With this particular work—which comes to auction on 11 April during our London New Now sale—Shonibare directly addresses the topic of climate change and the resulting human instinct for survival. The artist depicts the iconic Greek god of Poseidon, a symbol of strength and authority, embodied as a slender ballerina wearing a tutu and stretching into an arabesque. Appearing poised and serene at first glance, the present work belongs to the artist's series of ballerina goddesses who are, in fact, dangerous, enraged with humanity's continual destruction of the earth, wielding deadly weapons to smite mankind.
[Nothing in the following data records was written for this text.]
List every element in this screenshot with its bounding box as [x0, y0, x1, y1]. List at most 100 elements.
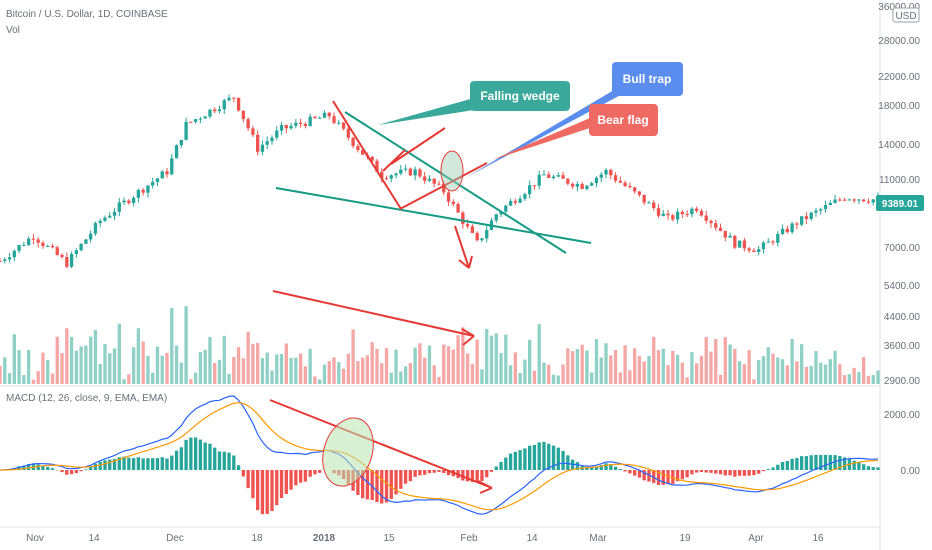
- candle-body: [666, 213, 670, 216]
- volume-bar: [771, 353, 775, 384]
- volume-bar: [79, 346, 83, 384]
- volume-bar: [776, 357, 780, 384]
- macd-hist-bar: [50, 468, 55, 470]
- candle-body: [752, 250, 756, 253]
- volume-bar: [642, 361, 646, 384]
- volume-bar: [446, 346, 451, 384]
- candle-body: [74, 250, 79, 254]
- candle-body: [704, 215, 708, 221]
- macd-hist-bar: [876, 467, 880, 470]
- macd-hist-bar: [499, 461, 503, 470]
- time-tick: Nov: [26, 533, 44, 544]
- price-axis: 36000.00 USD 28000.00 22000.00 18000.00 …: [876, 2, 924, 292]
- candle-body: [776, 233, 780, 243]
- macd-hist-bar: [852, 460, 856, 470]
- macd-hist-bar: [647, 470, 651, 482]
- candle-body: [146, 185, 150, 193]
- candle-body: [561, 175, 565, 179]
- candle-body: [198, 118, 203, 120]
- macd-hist-bar: [695, 470, 699, 473]
- macd-hist-bar: [561, 450, 565, 470]
- volume-bar: [356, 361, 360, 384]
- volume-bar: [380, 363, 384, 384]
- volume-bar: [217, 359, 222, 384]
- volume-bar: [494, 333, 498, 384]
- candle-body: [337, 122, 341, 124]
- candle-body: [709, 220, 713, 224]
- volume-bar: [432, 365, 436, 384]
- macd-hist-bar: [795, 458, 799, 470]
- macd-hist-bar: [632, 470, 637, 476]
- volume-bar: [852, 367, 856, 384]
- volume-bar: [160, 355, 164, 384]
- candle-body: [69, 253, 74, 267]
- volume-bar: [761, 356, 766, 384]
- macd-hist-bar: [652, 470, 656, 484]
- macd-hist-bar: [232, 455, 236, 470]
- candle-body: [852, 199, 856, 201]
- candle-body: [661, 213, 665, 216]
- volume-bar: [308, 348, 312, 384]
- candle-body: [699, 211, 704, 216]
- candle-body: [341, 122, 346, 129]
- volume-bar: [561, 364, 565, 384]
- volume-bar: [518, 372, 522, 384]
- macd-hist-bar: [160, 457, 164, 470]
- macd-hist-bar: [236, 465, 241, 470]
- macd-hist-bar: [208, 443, 212, 470]
- volume-bar: [599, 357, 603, 384]
- volume-bar: [499, 352, 503, 384]
- macd-hist-bar: [857, 462, 861, 470]
- volume-bar: [46, 360, 50, 384]
- candle-body: [456, 203, 460, 213]
- candle-body: [193, 119, 198, 122]
- candle-body: [570, 183, 575, 187]
- volume-tick: 2900.00: [884, 376, 921, 387]
- volume-axis: 4400.00 3600.00 2900.00: [884, 312, 921, 387]
- volume-bar: [236, 347, 241, 384]
- macd-hist-bar: [74, 470, 79, 474]
- volume-bar: [594, 339, 599, 384]
- volume-bar: [680, 362, 685, 384]
- candle-body: [551, 176, 556, 178]
- macd-hist-bar: [203, 442, 207, 470]
- candle-body: [480, 238, 484, 241]
- candle-body: [136, 189, 141, 198]
- macd-hist-bar: [93, 463, 98, 470]
- volume-bar: [513, 352, 518, 384]
- candle-body: [279, 125, 284, 131]
- price-tick: 5400.00: [884, 281, 921, 292]
- volume-bar: [857, 372, 861, 384]
- macd-hist-bar: [780, 461, 785, 470]
- volume-bar: [489, 335, 494, 384]
- candle-body: [265, 141, 269, 145]
- macd-hist-bar: [594, 466, 599, 470]
- volume-bar: [389, 372, 393, 384]
- volume-bar: [790, 338, 794, 384]
- candle-body: [184, 121, 188, 140]
- time-tick: 14: [526, 533, 538, 544]
- volume-bar: [203, 349, 207, 384]
- macd-hist-bar: [699, 470, 704, 473]
- volume-bar: [84, 345, 88, 384]
- volume-bar: [289, 357, 293, 384]
- volume-bar: [661, 348, 665, 384]
- macd-hist-bar: [399, 470, 403, 489]
- candle-body: [537, 174, 541, 186]
- currency-badge[interactable]: [892, 7, 920, 23]
- macd-hist-bar: [122, 456, 126, 470]
- macd-hist-bar: [112, 459, 117, 470]
- volume-bar: [652, 336, 656, 384]
- volume-bar: [384, 348, 389, 384]
- volume-bar: [718, 374, 723, 384]
- volume-bar: [55, 336, 59, 384]
- candle-body: [160, 171, 164, 179]
- candle-body: [84, 239, 88, 244]
- candle-body: [346, 128, 350, 138]
- candle-body: [437, 183, 441, 185]
- volume-bar: [265, 352, 269, 384]
- candle-body: [580, 183, 584, 190]
- macd-hist-bar: [823, 454, 828, 470]
- candle-body: [98, 220, 102, 224]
Poseidon brandishes a dagger in one hand and the mythical god's recognizable trident in the other; livid at their displacement, the gods are no longer in control of humanity's fate. Whereas in Homer's Odyssey, the figure of Poseidon punishes Odysseus with violent storms, preventing him from returning home to Ithaca, now Poseidon's manipulation of the weather is no longer solely in her control. Science and myth collide in Shonibare's examination of progress, creating a juxtaposition of the fantastic and the tangible.
They have some things you might associate with gods like the lightning; then a few of them also have guns behind their backs; it's something menacing. And I want deliberately to change their genders…
— Yinka Shonibare MBE
Ballet God (Poseidon) was included in the artist's 2015 exhibition at James Cohan Gallery, New York, titled Rage of the Ballet Gods. The show was divided into two sections, namely Rage and Escape, investigating the paradox between today's progress of rational thought and its underlying scientific advances, forcing humanity closer towards environmental disaster. Evident in the series is Shonibare's use of 'batik', a Dutch wax fabric of complex patterns that highlights humanity's history of colonialism, trade and cultural identity.
Forcing us to confront humankind's destruction of the planet face on, Shonibare plunges the viewer into a complex world of associative connotations.